The show was created by Tom Gutteridge (producer/director) and Sean Hardie (executive producer). Colin Gilbert was script editor. Series One, comprising six shows, was broadcast on BBC2 from 21 September 1981 to 26 October 1981. Series Two, comprising four shows, was broadcast on BBC2 between 3 January 1984 and 24 January 1984. A contemporary sketch show with a nod to the then emerging wave of alternative comedy, a strong team combined to perform short sketches and various musical parodies.

The show was the first break into television for Rik Mayall, who played an over-excited, anorak-wearing investigative reporter Kevin Turvey.
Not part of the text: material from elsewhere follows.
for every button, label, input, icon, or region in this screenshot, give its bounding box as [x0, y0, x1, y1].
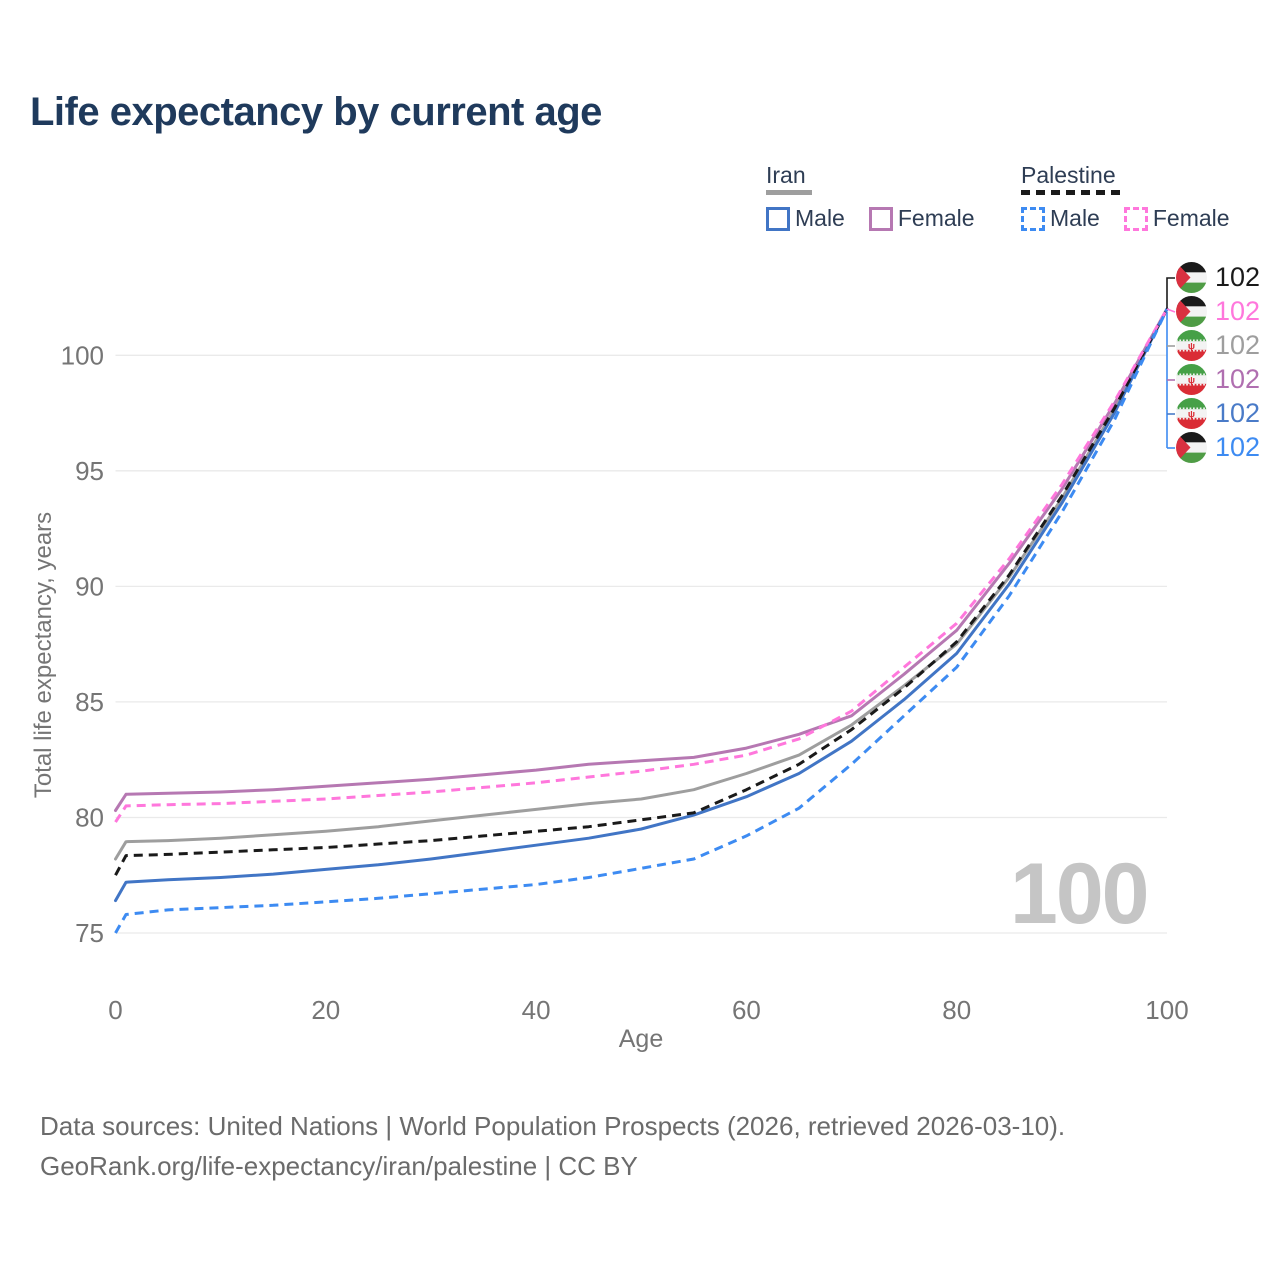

To maintain the illusion that his character was real, Mayall's name did not appear in the closing credits whereas Kevin Turvey's did. The show was also an important early step in Tracey Ullman's television comedy career (along with Three of a Kind, first broadcast a few months before). Peter Capaldi, a trained graphic artist, contributed to designing the show's opening sequence prior to launching his own career as an actor. The first series won a Scottish BAFTA for Best Entertainment Programme in 1982.

For the second series, Colin Gilbert was brought in as producer, his debut TV production with the newly formed BBC Scotland Comedy Unit. Richard Stilgoe had left the show and Robbie Coltrane took his place. This second series was more slick and competent than the first, and Coltrane was praised for his vocal range, powerful delivery and natural acting technique.

A compilation episode was broadcast on 31 December 1987, entitled "A Kick Up The Bells". On 31 December 1998 BBC2 screened "A Kick Up The Archive", a further highlights compilation.